Uveal Melanoma - Start  
Uveal Melanoma - End  

The uveal melanoma is the intraocular primary malignant neoplasia most common in adults. These tumors are usually unilateral and detected at between 55 and 60 years of age.

Choroidal melanoma is a solid tumor, ranging from dark brown to golden in color. The earliest pathognomic sign is appearance of orange patches in the pigment epithelium due to accumulation of the lipofuscin. In about 20% of cases the tumor breaks through Bruch's membrane and the retinal pigment epithelium, growing into the retina in the form of a mushroom. It is therefore associated with rhegmatogenous retinal detachment and subretinal edema.

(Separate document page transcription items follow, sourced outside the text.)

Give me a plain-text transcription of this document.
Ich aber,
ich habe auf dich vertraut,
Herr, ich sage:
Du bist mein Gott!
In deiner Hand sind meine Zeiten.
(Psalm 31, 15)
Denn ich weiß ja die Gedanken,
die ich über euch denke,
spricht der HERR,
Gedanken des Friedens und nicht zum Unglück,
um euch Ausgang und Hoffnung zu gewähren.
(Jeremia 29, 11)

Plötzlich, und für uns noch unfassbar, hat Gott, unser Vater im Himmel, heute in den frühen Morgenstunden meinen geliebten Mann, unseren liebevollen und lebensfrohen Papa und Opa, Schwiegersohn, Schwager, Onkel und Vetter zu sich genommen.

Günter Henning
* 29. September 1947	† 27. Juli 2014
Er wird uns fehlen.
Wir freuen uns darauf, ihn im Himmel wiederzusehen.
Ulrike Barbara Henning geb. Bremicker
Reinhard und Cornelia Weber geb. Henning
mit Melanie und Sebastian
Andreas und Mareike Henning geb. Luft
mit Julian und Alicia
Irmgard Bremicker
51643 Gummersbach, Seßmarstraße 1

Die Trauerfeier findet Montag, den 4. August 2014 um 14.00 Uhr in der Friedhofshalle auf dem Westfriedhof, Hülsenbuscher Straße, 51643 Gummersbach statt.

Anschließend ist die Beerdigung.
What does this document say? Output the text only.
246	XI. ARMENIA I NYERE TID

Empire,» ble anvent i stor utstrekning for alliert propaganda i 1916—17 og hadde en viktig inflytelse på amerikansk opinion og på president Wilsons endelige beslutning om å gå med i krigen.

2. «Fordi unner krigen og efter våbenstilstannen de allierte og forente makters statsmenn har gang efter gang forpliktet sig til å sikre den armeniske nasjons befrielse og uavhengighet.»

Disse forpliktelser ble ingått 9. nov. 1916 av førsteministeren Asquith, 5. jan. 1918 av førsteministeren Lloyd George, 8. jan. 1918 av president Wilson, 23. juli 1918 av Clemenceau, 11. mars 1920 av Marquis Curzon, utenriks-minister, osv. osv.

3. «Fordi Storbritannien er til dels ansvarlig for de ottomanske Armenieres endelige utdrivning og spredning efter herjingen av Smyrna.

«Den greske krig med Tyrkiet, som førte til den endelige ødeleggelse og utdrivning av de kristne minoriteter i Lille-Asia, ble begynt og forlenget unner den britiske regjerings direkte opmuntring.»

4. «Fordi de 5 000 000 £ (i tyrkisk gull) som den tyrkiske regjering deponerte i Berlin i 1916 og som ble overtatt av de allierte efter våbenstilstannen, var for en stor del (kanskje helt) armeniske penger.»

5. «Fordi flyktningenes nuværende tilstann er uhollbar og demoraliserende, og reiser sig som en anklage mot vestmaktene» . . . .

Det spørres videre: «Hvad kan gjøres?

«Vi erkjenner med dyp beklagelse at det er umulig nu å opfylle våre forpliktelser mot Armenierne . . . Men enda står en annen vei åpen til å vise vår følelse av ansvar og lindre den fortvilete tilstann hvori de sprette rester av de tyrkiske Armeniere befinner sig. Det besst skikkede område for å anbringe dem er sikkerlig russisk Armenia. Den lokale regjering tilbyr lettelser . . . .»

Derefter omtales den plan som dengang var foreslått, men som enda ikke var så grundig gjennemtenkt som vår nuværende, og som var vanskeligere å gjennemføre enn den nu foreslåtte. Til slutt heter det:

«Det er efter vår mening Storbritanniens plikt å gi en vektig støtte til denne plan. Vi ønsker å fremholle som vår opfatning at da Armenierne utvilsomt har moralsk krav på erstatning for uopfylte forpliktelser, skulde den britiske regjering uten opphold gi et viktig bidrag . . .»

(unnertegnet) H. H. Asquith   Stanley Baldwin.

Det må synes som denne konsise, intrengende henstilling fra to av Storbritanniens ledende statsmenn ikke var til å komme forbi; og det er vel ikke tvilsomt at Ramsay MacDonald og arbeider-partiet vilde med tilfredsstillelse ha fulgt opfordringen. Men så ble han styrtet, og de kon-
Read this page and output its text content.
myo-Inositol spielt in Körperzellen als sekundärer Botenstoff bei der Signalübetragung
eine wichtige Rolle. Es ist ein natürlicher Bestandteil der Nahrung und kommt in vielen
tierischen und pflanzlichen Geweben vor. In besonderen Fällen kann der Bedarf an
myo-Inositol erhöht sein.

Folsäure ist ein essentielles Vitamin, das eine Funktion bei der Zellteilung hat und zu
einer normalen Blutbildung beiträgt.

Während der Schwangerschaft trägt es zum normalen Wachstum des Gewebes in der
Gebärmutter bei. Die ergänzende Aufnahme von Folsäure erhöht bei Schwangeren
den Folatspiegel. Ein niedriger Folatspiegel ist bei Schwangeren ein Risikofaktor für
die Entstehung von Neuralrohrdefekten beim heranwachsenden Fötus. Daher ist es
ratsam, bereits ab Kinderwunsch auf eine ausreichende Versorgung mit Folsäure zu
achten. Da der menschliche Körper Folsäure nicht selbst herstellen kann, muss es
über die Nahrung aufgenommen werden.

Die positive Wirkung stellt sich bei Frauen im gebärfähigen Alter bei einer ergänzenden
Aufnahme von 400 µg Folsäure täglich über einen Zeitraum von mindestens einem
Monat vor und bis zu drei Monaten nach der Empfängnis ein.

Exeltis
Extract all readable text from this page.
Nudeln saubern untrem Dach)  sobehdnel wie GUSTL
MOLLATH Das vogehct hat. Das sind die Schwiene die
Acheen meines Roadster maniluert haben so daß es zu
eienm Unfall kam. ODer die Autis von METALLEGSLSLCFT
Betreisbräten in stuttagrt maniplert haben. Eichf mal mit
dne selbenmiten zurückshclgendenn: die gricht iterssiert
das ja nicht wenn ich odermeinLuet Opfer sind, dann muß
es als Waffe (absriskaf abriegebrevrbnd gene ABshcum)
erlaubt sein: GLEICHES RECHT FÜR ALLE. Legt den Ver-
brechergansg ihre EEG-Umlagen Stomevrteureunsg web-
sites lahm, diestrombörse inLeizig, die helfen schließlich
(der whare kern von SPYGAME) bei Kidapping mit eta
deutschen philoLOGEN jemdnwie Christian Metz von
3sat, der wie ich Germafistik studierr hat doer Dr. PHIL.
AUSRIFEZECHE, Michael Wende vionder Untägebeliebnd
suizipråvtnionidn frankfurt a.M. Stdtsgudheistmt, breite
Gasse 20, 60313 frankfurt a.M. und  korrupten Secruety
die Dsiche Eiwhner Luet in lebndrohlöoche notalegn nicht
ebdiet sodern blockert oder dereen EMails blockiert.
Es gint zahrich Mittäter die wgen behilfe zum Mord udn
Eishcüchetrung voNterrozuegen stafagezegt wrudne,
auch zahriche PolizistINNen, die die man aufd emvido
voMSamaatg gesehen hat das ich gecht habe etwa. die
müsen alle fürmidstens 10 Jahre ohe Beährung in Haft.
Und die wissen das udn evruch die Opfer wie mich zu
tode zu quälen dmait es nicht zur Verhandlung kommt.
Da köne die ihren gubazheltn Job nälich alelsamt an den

Initially patients are asymptomatic but may have blurred vision, visual field defects, flashes and floaters.

Most patients with melanoma of the choroid are submitted to radiotherapy as enucleation is reserved for advanced cases.

Ciliary body melanoma is another subtype of uveal melanoma. Patients may present with severe ocular pain secondary to high intraocular pressure because of acute angle-closure glaucoma. Growth of the melanoma into the lens may produce its subluxation, lenticular astigmatism, or cataract.

Iris melanomas form only a small proportion of all uveal melanomas and may be circumscribed or diffuse. Circumscribed melanomas have a nodular shape and are more common in the inferior iris. Diffuse melanomas cause acquired heterochromia and are associated with glaucoma.